– Personne n’a jamais réussi à se libérer de mes toiles. Je suis impressionné, répondit-il en applaudissant. Par contre tu es très faible mentalement. Tu ne protèges pas ta tête alors que c’est de là que partent tous les ordres. C’est avec ta tête que tu contrôles tout. Et donc qui contrôle ta tête, te contrôle entièrement.

– Très bien mais ça ne me dit pas encore qui vous êtes ! répliquai-je sèchement, piqué par ses remarques.

    La bière dans son verre se mit à flotter. L’air dans la pièce devint lourd d’un coup.

– C’est bon calme-toi, fit-il en levant les deux mains en signe de capitulation. Je m’appelle Ardys et je viens en ami.

    La bière retomba au fond du verre avec un petit bruit.

– Un ami ne s’immiscerait pas dans ma tête sans ma permission et surtout ne me ferait pas faire des choses contre mon gré.

– C’est vrai ! répondit-il. Je suis désolé, c’était ma manière de te montrer qui je suis. Tu m’aurais cru si je t’avais dit que j’étais mage sans te montrer ?

     Je le détaillai du regard. C’était un monsieur dans la quarantaine, de petite taille avec un teint noir et un gros ventre. Il avait de petits yeux vifs qui lui donnaient un air de rat.

– C’est possible. La foi c’est de croire sans voir alors… Comment m’avez-vous retrouvé ? Je veux dire, est-ce qu’on s’est déjà rencontré auparavant ?

– Je suis un habitué des lieux et j’entends tes pensées depuis quelques jours quand je viens ici pour me détendre. J’ai cru comprendre que tu avais une mission à accomplir et j’aimerais bien donner un coup de main si tu en veux. C’est pour ça que je t’ai fait venir.

     Je le regardai d’un air méfiant.

– Que savez-vous de ma mission ? lui demandai-je.

– Pas grand-chose, je sais juste que ça implique tuer des sorcières et rien ne me ferait plus plaisir. Ce que j’aimerais surtout, c’est t’aider à maîtriser tes pouvoirs. Si tu me le permets bien sûr.

– Je ne préfère pas, répondis-je en me levant.

– Ton père Alex !

– Il a quoi mon père ? répliquai-je en me retournant vers lui.

– Il est en danger, répondit-il.

    Je levai les yeux au ciel.

– Franchement vous n’avez rien trouvé de mieux ?

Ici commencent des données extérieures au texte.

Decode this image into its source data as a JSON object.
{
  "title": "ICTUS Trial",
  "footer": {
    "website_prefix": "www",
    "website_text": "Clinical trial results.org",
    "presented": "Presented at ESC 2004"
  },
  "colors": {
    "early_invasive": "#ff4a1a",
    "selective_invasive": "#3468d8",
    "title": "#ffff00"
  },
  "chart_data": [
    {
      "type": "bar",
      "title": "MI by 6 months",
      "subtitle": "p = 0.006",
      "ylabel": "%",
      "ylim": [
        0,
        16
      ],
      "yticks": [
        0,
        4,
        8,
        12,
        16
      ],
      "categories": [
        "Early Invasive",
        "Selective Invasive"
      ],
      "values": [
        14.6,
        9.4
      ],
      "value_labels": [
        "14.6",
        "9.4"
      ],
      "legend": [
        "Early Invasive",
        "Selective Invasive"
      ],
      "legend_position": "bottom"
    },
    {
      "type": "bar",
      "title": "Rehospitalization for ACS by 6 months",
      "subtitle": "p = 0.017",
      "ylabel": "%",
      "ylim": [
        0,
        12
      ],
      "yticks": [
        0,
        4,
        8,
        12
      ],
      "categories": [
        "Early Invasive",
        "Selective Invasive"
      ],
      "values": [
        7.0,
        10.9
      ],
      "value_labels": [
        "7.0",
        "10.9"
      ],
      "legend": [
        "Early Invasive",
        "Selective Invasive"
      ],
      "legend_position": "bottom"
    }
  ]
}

    Il eut une sorte de rictus.

– Je vais te faire un résumé de ta journée. Surtout n’hésite pas à m’arrêter si je me trompe. D’abord, tu étais perdu, puis sur un coup de tête tu as décidé de connaître ton vrai père, ce que tu as fait grâce à ta mère. Tu l’as guéri du mal dont il souffrait depuis quelques années et tu lui as donné un bouclier mais il l’a pris pour une arme et a essayé d’en finir avec sa mère, la sorcière. Cette dernière ne s’est pas laissé faire et voilà qu’il est en danger de mort maintenant.

    J’étais à nouveau paralyser mais cette fois ce n’était pas par des forces invisibles. C’était plutôt par ce qu’il venait de me dire. J’ignorais comment il savait cela, mais ne pas le prendre en compte aurait peut-être été fatal pour mon père.

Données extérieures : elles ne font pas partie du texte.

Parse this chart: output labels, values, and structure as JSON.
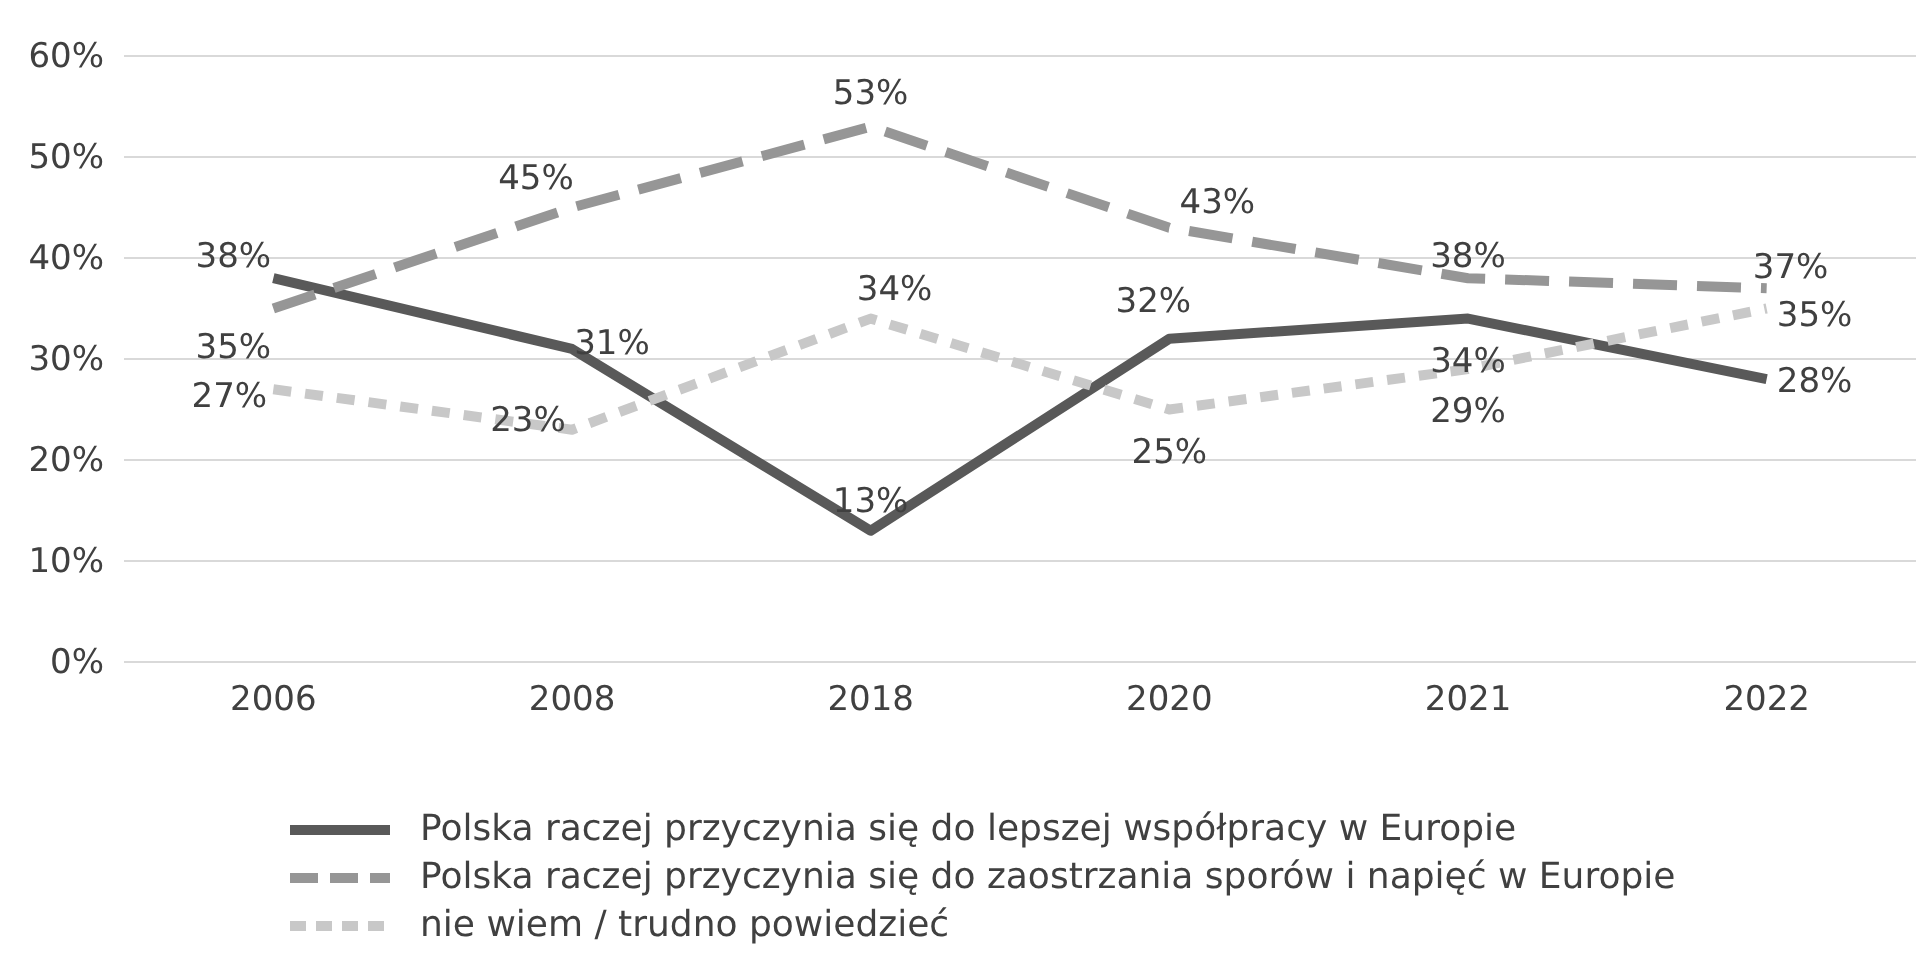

    Je bondis de ma chaise et me précipitai hors du bar sans lui poser plus de question. Si mon père était en danger de mort, il me fallait tout faire pour le sauver. Je balayai la rue du regard à la recherche d’un quelconque moyen de déplacement mais je ne trouvai rien. La rue était complètement déserte.

– Alex ! entendis-je derrière moi.

   Je me retournai et me retrouvai nez à nez avec Soreah.

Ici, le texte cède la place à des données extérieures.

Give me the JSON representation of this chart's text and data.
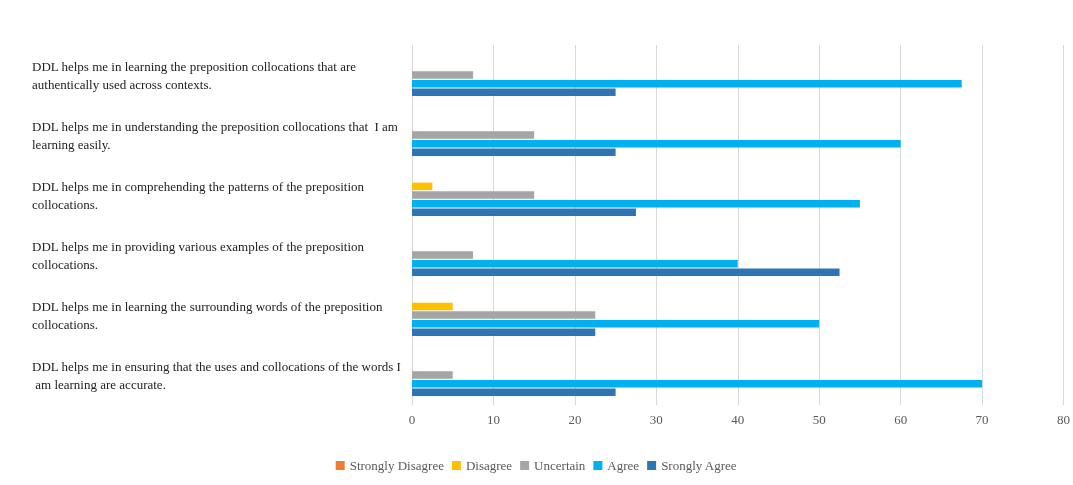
{
  "chart_data": {
    "type": "bar",
    "orientation": "horizontal",
    "categories": [
      "DDL helps me in learning the preposition collocations that are authentically used across contexts.",
      "DDL helps me in understanding the preposition collocations that  I am learning easily.",
      "DDL helps me in comprehending the patterns of the preposition collocations.",
      "DDL helps me in providing various examples of the preposition collocations.",
      "DDL helps me in learning the surrounding words of the preposition collocations.",
      "DDL helps me in ensuring that the uses and collocations of the words I am learning are accurate."
    ],
    "series": [
      {
        "name": "Strongly Disagree",
        "color": "#ed7d31",
        "values": [
          0,
          0,
          0,
          0,
          0,
          0
        ]
      },
      {
        "name": "Disagree",
        "color": "#ffc000",
        "values": [
          0,
          0,
          2.5,
          0,
          5,
          0
        ]
      },
      {
        "name": "Uncertain",
        "color": "#a5a5a5",
        "values": [
          7.5,
          15,
          15,
          7.5,
          22.5,
          5
        ]
      },
      {
        "name": "Agree",
        "color": "#00b0f0",
        "values": [
          67.5,
          60,
          55,
          40,
          50,
          70
        ]
      },
      {
        "name": "Srongly Agree",
        "color": "#2e75b6",
        "values": [
          25,
          25,
          27.5,
          52.5,
          22.5,
          25
        ]
      }
    ],
    "xlim": [
      0,
      80
    ],
    "xticks": [
      0,
      10,
      20,
      30,
      40,
      50,
      60,
      70,
      80
    ],
    "grid": "x",
    "legend": "bottom"
  }
}
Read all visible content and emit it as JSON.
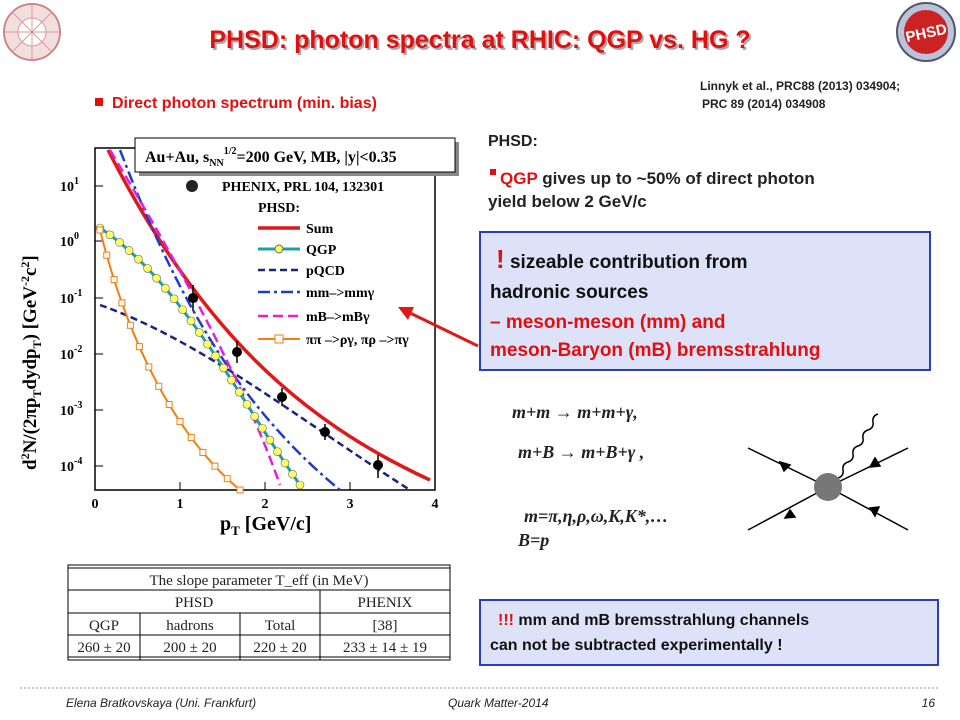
{
  "header": {
    "title": "PHSD: photon spectra at RHIC: QGP vs. HG ?",
    "logo": "PHSD",
    "reference": [
      "Linnyk et al.,  PRC88 (2013) 034904;",
      "PRC 89 (2014) 034908"
    ]
  },
  "bullet": "Direct photon spectrum (min. bias)",
  "plot": {
    "info": {
      "a": "Au+Au, s",
      "sub": "NN",
      "sup": "1/2",
      "b": "=200 GeV, MB, |y|<0.35"
    },
    "legend": [
      "PHENIX, PRL 104, 132301",
      "PHSD:",
      "Sum",
      "QGP",
      "pQCD",
      "mm–>mmγ",
      "mB–>mBγ",
      "ππ –>ργ, πρ –>πγ"
    ],
    "xlabel": {
      "a": "p",
      "sub": "T",
      "b": " [GeV/c]"
    },
    "ylabel": {
      "a": "d",
      "sup1": "2",
      "b": "N/(2πp",
      "sub1": "T",
      "c": "dydp",
      "sub2": "T",
      "d": ")  [GeV",
      "sup2": "-2",
      "e": "c",
      "sup3": "2",
      "f": "]"
    },
    "xticks": [
      "0",
      "1",
      "2",
      "3",
      "4"
    ],
    "yticks": [
      {
        "base": "10",
        "exp": "1"
      },
      {
        "base": "10",
        "exp": "0"
      },
      {
        "base": "10",
        "exp": "-1"
      },
      {
        "base": "10",
        "exp": "-2"
      },
      {
        "base": "10",
        "exp": "-3"
      },
      {
        "base": "10",
        "exp": "-4"
      }
    ]
  },
  "right": {
    "heading": "PHSD:",
    "point": {
      "highlight": "QGP",
      "text": [
        " gives up to ~50% of direct photon",
        "yield below 2 GeV/c"
      ]
    }
  },
  "box1": {
    "mark": "!",
    "lines": [
      " sizeable contribution from",
      "hadronic sources",
      "– meson-meson (mm)  and",
      "meson-Baryon (mB) bremsstrahlung"
    ]
  },
  "formulas": [
    "m+m → m+m+γ,",
    "m+B → m+B+γ ,",
    "m=π,η,ρ,ω,K,K*,…",
    "B=p"
  ],
  "table": {
    "caption": "The slope parameter T_eff (in MeV)",
    "groups": [
      "PHSD",
      "PHENIX"
    ],
    "columns": [
      "QGP",
      "hadrons",
      "Total",
      "[38]"
    ],
    "row": [
      "260 ± 20",
      "200 ± 20",
      "220 ± 20",
      "233 ± 14 ± 19"
    ]
  },
  "box2": {
    "mark": "!!!",
    "lines": [
      " mm and mB bremsstrahlung channels",
      "can not be subtracted experimentally"
    ],
    "end": " !"
  },
  "footer": {
    "author": "Elena Bratkovskaya  (Uni. Frankfurt)",
    "event": "Quark Matter-2014",
    "page": "16"
  }
}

– Tout va bien ? Je t’ai vu sortir en trombe de la maison et là tu as l’air totalement perdu.

– Il va mourir si je ne fais rien ! m’exclamai-je.

– Qui ça ? Qui va mourir si tu ne fais rien ?

    Je ne répondis pas, toujours à la recherche d’un taxi. Elle me saisit par la mâchoire et m’obligea à la regarder.

– Parle-moi Alex, tu sais bien que je suis là pour toi. Dis-moi qui va mourir si tu ne fais rien.

– Mon père, répondis-je enfin. Il court un grave danger.

    Elle écarquilla les yeux. Puis la surprise laissa place à la panique.

– Attends-moi ici je vais chercher de quoi payer notre transport et on ira le voir ensemble. S’il est blessé ou quoi que ce soit, je ferai de mon mieux pour le sauver. Ne pars surtout seul là-bas d’accord ?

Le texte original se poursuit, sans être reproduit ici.